Yes! I have mentioned in this in the post and it seems incredulous! It makes no sense to opt for higher EPS contribution before the last 5Y. EPS will go bankrupt if even such requests start coming in.

Is this applicable to PF trusts also…we are having our own PF trust…ours is a PSU

Sorry, I dont know. You will have to check with them. They may have a superannuation plan in place.

Very nice and informative article. For matured UTI ULIP is it possible to provide a calculator to find out the amount of LTCG?

why do you need to pay LTCG on a ulip?

I am in this goldilocks zone. I think people with high basic pay (80,000 plus) and planning to (prematurely) retire in the next 3 to 5 years would be interested in this. The calculator shows that if I have a modest 5% basic pay increase the pension would go up 5.5 times to approx Rs. 11,700/- p.m from 2140/-. The additional contribution of around 4.2 lks would be worth it.

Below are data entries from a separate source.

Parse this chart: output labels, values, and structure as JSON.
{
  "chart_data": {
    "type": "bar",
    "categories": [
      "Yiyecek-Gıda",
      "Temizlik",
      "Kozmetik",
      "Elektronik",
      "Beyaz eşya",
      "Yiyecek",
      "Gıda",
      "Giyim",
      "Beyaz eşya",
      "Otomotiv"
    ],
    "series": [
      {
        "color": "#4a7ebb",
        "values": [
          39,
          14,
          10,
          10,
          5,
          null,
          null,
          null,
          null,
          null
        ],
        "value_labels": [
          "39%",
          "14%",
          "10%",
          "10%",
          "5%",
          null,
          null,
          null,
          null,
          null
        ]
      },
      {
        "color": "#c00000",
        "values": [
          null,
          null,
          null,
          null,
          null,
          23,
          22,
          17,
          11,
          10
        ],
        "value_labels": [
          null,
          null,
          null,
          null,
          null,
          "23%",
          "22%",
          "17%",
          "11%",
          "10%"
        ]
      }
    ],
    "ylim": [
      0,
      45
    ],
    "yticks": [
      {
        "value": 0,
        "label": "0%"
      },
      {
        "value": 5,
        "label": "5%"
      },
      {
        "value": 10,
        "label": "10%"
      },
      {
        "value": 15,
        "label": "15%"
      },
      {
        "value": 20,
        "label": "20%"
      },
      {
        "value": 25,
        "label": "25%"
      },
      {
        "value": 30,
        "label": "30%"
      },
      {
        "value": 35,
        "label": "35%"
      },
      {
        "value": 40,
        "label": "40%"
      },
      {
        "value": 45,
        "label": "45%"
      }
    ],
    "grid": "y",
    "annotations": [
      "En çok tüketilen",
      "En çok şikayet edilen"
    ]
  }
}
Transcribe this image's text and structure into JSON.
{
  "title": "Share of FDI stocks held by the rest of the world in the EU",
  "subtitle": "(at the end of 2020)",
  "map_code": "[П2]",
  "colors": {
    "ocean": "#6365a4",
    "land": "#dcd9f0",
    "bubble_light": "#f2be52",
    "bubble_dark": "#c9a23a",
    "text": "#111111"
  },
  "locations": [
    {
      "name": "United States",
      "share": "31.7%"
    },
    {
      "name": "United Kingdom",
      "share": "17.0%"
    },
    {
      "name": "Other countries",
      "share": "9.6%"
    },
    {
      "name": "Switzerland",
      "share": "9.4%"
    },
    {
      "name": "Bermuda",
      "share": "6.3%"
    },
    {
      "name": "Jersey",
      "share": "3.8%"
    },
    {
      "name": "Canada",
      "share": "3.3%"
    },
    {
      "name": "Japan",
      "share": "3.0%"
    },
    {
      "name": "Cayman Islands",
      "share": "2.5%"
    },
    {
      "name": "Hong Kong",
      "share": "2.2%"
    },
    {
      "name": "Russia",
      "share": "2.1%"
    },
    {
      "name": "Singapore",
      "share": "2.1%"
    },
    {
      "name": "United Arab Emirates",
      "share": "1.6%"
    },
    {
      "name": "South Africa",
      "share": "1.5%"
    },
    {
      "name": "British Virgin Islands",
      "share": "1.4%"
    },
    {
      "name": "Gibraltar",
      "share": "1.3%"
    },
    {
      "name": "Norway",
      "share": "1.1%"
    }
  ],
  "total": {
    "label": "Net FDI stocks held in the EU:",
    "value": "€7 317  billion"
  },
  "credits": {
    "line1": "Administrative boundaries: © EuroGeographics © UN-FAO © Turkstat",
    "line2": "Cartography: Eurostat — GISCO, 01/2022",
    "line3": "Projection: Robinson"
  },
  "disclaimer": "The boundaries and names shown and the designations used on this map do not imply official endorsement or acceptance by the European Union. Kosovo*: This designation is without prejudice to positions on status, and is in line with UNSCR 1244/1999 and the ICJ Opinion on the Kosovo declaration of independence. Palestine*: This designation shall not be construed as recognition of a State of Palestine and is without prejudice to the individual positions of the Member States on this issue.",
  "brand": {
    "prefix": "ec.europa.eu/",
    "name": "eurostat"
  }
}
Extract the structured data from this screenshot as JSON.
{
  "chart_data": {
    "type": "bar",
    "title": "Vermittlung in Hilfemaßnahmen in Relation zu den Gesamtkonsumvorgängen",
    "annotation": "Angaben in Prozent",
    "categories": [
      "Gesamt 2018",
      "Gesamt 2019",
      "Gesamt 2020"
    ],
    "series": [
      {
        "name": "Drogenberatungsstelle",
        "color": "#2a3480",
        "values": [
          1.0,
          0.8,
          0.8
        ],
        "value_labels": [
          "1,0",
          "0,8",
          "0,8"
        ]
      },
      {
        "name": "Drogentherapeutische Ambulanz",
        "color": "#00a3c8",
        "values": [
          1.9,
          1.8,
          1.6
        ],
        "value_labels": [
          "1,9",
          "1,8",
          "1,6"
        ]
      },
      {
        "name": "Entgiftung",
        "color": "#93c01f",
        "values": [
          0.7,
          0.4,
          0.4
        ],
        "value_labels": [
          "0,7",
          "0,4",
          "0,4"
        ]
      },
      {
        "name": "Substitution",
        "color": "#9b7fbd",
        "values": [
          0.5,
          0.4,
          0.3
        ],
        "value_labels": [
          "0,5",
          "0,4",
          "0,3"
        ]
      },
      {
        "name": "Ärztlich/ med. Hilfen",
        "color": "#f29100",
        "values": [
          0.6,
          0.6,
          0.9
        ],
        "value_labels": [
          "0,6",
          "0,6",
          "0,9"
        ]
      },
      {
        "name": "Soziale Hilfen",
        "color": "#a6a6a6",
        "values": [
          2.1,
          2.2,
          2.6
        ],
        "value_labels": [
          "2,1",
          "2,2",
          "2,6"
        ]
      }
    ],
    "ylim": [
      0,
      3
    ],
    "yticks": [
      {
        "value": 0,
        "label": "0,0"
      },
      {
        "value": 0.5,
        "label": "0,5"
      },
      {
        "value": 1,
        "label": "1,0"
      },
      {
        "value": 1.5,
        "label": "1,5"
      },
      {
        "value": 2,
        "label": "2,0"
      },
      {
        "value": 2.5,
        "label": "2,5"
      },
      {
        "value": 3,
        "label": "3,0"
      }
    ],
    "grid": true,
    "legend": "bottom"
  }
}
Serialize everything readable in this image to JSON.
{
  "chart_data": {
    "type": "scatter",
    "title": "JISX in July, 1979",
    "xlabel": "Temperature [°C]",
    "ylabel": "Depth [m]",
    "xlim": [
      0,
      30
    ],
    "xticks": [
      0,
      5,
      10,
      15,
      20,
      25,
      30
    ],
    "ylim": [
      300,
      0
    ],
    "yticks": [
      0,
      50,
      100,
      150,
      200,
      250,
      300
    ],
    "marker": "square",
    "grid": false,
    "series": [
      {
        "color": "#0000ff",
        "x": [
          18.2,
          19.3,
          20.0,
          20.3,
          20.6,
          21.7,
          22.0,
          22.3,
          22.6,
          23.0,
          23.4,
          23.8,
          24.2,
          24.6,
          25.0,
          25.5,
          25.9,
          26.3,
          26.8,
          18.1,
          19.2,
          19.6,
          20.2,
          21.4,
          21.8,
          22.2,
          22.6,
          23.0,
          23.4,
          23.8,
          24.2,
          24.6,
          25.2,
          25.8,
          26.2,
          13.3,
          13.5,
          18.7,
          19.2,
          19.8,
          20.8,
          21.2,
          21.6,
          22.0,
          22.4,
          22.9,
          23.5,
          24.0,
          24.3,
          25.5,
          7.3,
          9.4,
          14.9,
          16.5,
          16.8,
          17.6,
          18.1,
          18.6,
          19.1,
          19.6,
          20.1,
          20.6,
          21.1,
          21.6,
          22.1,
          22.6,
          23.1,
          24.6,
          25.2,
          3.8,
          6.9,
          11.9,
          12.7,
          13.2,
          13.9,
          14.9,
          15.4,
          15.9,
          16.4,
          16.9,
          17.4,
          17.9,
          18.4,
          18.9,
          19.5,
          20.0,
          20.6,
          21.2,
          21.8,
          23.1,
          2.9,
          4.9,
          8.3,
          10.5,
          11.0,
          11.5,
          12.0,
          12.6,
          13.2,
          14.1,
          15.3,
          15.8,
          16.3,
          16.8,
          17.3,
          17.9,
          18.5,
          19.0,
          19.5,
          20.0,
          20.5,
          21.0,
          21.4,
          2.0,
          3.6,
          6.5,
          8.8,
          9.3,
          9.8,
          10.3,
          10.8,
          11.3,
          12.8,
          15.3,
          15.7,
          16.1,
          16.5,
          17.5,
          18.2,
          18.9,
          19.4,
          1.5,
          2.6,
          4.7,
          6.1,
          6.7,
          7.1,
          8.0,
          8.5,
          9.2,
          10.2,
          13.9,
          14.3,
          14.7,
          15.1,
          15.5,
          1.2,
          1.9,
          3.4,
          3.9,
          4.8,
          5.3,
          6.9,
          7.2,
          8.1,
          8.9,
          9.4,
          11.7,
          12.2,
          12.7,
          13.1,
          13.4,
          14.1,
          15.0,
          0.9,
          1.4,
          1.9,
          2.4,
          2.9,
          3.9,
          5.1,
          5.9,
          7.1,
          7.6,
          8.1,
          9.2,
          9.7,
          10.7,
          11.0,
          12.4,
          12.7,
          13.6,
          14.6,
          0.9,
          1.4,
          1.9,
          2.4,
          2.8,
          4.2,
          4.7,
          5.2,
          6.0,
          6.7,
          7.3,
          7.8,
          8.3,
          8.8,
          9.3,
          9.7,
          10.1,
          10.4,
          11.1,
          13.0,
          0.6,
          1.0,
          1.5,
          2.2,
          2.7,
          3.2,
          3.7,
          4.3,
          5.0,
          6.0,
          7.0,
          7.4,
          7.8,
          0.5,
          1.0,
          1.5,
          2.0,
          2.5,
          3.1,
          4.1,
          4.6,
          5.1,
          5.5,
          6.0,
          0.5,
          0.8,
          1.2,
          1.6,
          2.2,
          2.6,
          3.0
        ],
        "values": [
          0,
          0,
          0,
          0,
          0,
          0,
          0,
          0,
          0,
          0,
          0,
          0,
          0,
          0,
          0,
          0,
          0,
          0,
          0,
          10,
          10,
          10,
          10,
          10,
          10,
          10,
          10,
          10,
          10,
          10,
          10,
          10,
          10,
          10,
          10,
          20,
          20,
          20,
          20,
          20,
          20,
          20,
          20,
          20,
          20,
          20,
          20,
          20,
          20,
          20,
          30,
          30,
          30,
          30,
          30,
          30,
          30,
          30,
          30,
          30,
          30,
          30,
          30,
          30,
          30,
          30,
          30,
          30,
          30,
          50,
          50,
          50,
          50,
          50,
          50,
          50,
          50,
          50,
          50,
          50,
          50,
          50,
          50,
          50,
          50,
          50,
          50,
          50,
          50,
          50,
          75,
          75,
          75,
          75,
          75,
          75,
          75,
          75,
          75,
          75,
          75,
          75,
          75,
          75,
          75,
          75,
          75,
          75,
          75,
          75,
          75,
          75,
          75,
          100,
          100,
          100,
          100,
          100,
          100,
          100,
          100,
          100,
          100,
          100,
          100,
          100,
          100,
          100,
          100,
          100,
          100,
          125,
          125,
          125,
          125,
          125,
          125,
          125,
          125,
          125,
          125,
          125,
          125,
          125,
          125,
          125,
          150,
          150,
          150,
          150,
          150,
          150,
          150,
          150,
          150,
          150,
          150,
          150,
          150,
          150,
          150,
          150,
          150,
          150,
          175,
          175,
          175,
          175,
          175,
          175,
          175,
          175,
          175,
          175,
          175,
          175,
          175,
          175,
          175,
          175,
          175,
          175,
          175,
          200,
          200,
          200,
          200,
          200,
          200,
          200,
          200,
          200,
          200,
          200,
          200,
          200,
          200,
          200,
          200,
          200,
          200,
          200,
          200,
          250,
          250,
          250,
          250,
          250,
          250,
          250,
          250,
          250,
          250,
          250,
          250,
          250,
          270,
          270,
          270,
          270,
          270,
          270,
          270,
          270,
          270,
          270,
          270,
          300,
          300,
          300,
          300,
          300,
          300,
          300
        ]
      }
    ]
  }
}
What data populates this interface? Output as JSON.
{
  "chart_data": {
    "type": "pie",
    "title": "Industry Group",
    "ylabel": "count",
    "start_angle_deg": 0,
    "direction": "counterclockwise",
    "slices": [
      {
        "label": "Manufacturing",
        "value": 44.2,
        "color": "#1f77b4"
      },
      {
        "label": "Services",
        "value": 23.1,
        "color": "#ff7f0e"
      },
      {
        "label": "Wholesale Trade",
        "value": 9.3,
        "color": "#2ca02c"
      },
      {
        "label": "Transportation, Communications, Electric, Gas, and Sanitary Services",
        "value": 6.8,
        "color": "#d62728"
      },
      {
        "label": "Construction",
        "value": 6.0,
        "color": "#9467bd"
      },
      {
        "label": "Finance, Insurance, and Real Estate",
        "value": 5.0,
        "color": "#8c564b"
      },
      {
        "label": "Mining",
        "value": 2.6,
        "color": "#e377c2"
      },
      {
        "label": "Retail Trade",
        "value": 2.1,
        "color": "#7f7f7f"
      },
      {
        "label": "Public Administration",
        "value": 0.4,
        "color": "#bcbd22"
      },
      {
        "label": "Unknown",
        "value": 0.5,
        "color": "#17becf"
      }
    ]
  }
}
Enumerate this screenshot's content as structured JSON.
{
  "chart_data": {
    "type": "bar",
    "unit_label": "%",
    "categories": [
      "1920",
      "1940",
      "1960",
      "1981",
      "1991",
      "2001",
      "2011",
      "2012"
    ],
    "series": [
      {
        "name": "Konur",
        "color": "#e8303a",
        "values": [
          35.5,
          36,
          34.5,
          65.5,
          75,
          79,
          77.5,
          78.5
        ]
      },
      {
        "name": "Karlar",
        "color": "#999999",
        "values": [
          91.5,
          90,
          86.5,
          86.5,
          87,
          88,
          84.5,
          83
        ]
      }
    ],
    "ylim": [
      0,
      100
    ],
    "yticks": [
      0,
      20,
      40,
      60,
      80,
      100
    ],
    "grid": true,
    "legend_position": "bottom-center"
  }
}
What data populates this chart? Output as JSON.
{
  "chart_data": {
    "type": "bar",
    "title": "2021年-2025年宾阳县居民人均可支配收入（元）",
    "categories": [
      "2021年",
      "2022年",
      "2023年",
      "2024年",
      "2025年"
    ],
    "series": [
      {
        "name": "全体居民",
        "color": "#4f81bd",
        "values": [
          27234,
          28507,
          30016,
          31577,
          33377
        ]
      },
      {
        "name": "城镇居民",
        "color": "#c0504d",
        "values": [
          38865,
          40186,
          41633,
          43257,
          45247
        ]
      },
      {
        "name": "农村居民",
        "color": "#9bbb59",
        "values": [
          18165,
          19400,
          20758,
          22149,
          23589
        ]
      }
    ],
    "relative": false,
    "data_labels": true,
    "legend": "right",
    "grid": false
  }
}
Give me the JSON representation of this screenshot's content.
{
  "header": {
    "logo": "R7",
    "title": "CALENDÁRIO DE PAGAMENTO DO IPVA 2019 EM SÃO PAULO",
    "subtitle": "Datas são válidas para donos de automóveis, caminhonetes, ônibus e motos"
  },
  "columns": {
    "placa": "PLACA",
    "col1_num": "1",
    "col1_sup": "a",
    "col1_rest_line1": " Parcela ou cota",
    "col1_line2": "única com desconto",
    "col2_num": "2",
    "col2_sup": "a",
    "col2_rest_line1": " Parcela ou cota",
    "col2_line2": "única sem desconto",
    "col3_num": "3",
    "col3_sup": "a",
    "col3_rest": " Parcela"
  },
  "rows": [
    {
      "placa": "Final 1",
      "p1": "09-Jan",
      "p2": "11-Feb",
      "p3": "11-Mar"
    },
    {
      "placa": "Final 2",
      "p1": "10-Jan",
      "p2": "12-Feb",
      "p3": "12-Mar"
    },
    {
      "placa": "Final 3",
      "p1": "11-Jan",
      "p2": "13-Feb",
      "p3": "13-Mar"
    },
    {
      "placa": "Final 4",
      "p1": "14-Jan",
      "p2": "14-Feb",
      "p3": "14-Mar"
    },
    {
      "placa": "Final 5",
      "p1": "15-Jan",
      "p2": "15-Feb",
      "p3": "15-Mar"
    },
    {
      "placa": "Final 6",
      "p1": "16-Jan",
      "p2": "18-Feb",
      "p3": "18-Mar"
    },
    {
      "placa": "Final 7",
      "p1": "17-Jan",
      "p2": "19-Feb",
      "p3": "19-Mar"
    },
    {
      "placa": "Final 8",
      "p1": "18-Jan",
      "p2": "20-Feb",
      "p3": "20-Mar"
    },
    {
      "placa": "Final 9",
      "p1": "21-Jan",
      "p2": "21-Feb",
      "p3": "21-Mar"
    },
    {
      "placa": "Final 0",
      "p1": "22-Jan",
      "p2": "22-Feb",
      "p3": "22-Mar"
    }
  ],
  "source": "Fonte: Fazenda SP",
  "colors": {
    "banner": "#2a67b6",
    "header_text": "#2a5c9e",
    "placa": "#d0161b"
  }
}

Bankruptcy beckons EPS if a lot of people opt for this. This could be the beginning of the end of EPS.

spot on!

Hi, you have mentioned that it is possible to get 10% post tax returns on retirement corpus. I would like to know more about it… is there a post on this already?

Thanks, Anshuman

Yes. Try this free E-book: Post-retirement income generation strategies

don’t think I agree with your conclusion against enhancing EPS pension by reducing the EPF corpus.

The EPF corpus has to be invested by the pensioner when received. When received, the pensioner is unlikely to invest in anything other than safe bank deposits or ultra short term debt funds which will not fetch him anything more than 7%

Whereas being a Defined Benefit Plan, EPS will yield 12% on the amount transferred by depleting the EPF corpus. No bank deposit yields that much or is likely to yield that much going forward in this low interest era.

Of course, the drop in pension t0 50% and 0% on your demise and your nominee’s demise need to be factored in. I haven’t done these calculations, since these are more life expectancy based. I believe if the pensioner survives for 20 years post-retirement and the nominee a further 10 years, it is breakeven.

As far as tax is concerned, bank deposits and pension are both equally taxable. Going forward, with the new Direct Tax Code on the anvil, fewer exemptions likely

let us make sure we don’t die before the breakeven is achieved.

Thanks.. will download..

Is it possible to provide more info about premature retirement case. I read “Early pension—that is an employee receiving after completing 50 years of age but before 58 years—is subject to reducing factor @ 4% (from September 2008) for every year falling short of 58 years. In case of death / disablement, the above restriction is not applicable.

”

How can we factor that in?

Also, if there is already a corpus accmulated in EPF/EPS, can you please help to update the excel sheet to enter the same as well?

Please show me an official reference for this. Accumulated EPS has not link to the EPS pension! Same with EPF.

Awesome article and calculator as always.

Few questions:

1) Is the 15K limit mentioned somewhere for EPS contribution ceiling

2) I assume EPS only comes from employer contribution?

Also, can i request you to add couple of more things to the calculator:

1) Current corpus already accumulated in EPF and EPS

2) Premature retirement before 58 years as i read somewhere “Early pension—that is an employee receiving after completing 50 years of age but before 58 years—is subject to reducing factor @ 4% (from September 2008) for every year falling short of 58 years. In case of death / disablement, the above restriction is not applicable.” but couldn’t understand the calculation for this

1) Is the 15K limit mentioned somewhere for EPS contribution ceiling –> Yes! See EPFO rules.

2) I assume EPS only comes from employer contribution? —-> Yes.